Exclusive: WSJ debuts new commerce site "Buy Side"
The Wall Street Journal on Monday will unveil a brand new commerce website called "Buy Side from WSJ," featuring hundreds of reviews for various consumer goods and personal finance products.
Why it matters: Unlike The Journal's news site, Buy Side will remain free, helping The Journal attract new audiences, while also bringing in new types of revenue.
- "We see this as a logical step for us to take," said chief revenue officer Josh Stinchcomb, who will oversee the new venture.
- "It's an extension and expansion of our mission, which is to provide the most trusted source of journalism, data and analysis to help people make decisions."
Details: Buy Side will launch as a separate section within The Journal's website. Keeping the section free will help the company tap into more search ad revenue coming from Google, Stinchcomb said.
- Buy Side will have its own product and marketing teams. It will be staffed by a small team of its own writers, editors and subject-matter experts, as well as a group of freelance contributors to provide expertise on topics.
- Freelancers are given criteria to reference when making recommendations to ensure they align with The Journal's editorial mission and standards, said Leslie Yazel, the editor and head of content at WSJ Commerce.
- The company will review the types of products and services that cater to a typical Wall Street Journal reader — a professionally driven consumer navigating return to office changes and has an interest in the economy.
- In addition to reviews for things like standing desks, home gym equipment, coffeemakers, ergonomic chairs, and commuter backpacks, there will also be recommendations for ways consumers can cut back on car costs or sort through various credit card or insurance products.
- The site went live via a soft launch this week. The official brand will be unveiled Monday, alongside new social media handles for the site.
By the numbers: At launch, the site will feature about 250 products across consumer and personal finance categories, and about 50 articles explaining them.
- In addition to the website, Buy Side will launch a newsletter shortly after launch, written by Yazel. Buy Side-branded social channels have been set up across various social networks.
- The Journal will evaluate success of the new site based on traffic, return visits, sales conversions and revenue generated.
Between the lines: The Buy Side team is completely separate from The Journal's newsroom, and writers and editors will not be a part of any editorial-side unions.
- The branding and voice of Buy Side are intentionally distinct from The Journal's, offering a more visual and colorful experience.
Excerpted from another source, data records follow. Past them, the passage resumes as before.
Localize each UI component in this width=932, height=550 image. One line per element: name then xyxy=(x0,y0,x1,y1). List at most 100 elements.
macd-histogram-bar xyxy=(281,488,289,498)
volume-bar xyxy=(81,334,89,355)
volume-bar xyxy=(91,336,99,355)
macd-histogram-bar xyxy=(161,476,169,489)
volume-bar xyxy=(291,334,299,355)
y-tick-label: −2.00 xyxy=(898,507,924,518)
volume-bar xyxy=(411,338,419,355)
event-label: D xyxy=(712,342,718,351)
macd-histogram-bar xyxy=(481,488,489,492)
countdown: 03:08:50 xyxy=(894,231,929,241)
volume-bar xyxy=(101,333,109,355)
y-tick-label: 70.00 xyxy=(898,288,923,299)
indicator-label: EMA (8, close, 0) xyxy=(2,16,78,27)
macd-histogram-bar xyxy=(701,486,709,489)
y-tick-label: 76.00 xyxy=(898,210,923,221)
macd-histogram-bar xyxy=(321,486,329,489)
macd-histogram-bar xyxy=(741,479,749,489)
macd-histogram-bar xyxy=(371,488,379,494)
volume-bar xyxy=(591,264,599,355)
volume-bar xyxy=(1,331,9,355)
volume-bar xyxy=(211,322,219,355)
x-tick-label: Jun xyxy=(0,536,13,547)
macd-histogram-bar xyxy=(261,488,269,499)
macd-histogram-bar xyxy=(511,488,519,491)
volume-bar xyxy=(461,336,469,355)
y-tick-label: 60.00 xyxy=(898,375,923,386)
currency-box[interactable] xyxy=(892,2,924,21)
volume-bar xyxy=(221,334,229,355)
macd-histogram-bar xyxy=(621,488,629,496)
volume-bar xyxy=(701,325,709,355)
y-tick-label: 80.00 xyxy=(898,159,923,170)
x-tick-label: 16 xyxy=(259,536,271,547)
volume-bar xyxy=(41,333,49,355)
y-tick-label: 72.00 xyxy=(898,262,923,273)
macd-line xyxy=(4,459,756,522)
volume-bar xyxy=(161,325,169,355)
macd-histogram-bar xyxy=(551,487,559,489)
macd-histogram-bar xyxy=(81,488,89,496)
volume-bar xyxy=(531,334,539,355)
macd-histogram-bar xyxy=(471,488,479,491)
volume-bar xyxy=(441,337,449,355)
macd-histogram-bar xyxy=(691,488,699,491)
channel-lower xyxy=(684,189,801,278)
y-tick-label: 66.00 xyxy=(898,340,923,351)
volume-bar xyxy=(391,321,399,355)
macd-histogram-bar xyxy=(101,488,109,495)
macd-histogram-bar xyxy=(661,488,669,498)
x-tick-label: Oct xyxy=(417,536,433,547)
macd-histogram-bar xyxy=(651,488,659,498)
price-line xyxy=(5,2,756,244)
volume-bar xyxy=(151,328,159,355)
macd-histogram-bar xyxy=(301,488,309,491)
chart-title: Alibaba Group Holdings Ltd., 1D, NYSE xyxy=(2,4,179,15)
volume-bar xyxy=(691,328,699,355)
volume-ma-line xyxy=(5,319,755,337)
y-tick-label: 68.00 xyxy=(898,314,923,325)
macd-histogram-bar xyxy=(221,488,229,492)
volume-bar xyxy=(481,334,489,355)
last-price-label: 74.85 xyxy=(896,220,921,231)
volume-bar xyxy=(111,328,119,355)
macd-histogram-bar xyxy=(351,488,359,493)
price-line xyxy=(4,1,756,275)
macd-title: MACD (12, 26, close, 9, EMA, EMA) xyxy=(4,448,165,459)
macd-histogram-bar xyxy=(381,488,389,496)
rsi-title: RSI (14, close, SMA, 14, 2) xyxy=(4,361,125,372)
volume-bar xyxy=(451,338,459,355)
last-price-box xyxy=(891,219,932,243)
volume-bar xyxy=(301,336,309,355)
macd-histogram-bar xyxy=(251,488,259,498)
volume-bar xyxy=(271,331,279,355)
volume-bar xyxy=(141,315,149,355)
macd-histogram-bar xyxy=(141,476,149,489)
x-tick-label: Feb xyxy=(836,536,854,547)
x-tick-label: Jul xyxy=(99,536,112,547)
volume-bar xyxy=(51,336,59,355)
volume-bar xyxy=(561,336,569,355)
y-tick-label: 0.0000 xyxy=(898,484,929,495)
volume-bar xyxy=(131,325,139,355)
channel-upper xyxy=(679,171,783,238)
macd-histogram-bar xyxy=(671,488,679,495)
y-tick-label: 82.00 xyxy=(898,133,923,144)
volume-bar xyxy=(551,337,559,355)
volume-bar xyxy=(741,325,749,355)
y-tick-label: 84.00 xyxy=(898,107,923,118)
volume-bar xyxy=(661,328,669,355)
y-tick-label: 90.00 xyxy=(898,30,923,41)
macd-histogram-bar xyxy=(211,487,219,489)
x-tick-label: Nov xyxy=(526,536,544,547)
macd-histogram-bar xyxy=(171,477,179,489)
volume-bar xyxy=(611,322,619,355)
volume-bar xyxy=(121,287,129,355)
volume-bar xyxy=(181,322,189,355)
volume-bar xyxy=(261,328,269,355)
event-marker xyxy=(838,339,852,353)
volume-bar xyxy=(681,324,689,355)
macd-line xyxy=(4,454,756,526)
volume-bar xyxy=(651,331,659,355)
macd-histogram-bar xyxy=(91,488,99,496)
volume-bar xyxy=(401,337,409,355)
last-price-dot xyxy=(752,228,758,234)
- The backend operation of Buy Side is separate from Buy Side's editorial team to ensure reviews are independent. "For example, a writer won't know how much money was made from an article they wrote," Yazel said.
The big picture: Several traditional news publishers have launched commerce websites in the past few years as a way to capitalize on the institutional trust they already have with readers.
- The New York Times, for example, purchased consumer review site Wirecutter in 2016 for over $30 million. It recently put the site behind a paywall.
Be smart: Review sites offer traditional publishers access to affiliate revenue, in addition to advertising and subscriptions. Affiliate revenue is commission money publishers make from featuring external products on their websites.
- At launch, Buy Side will have a handful of affiliate partners, including Skimlinks, Red Ventures and Amazon. Over time, it plans to expand its list of partners and work directly with certain retailers or manufacturers.
- Asked what differentiates Buy Side from other affiliate news websites, Yazel said it will be more tightly curated and will focus on explaining the return on investment for each product. "We do the math for people," she said.
- Stinchcomb noted that The Journal's business expertise gives it more credibility when making recommendations around personal finance products.
What's next: For now, The Journal doesn't have plans to create and sell its own products, but "anything is possible," Stinchcomb said. Yazel noted that Buy Side plans to expand its editorial team over time.
Editor's note: This story has been corrected to say that "Buy Side from WSJ" will unveil on Monday, not Sunday.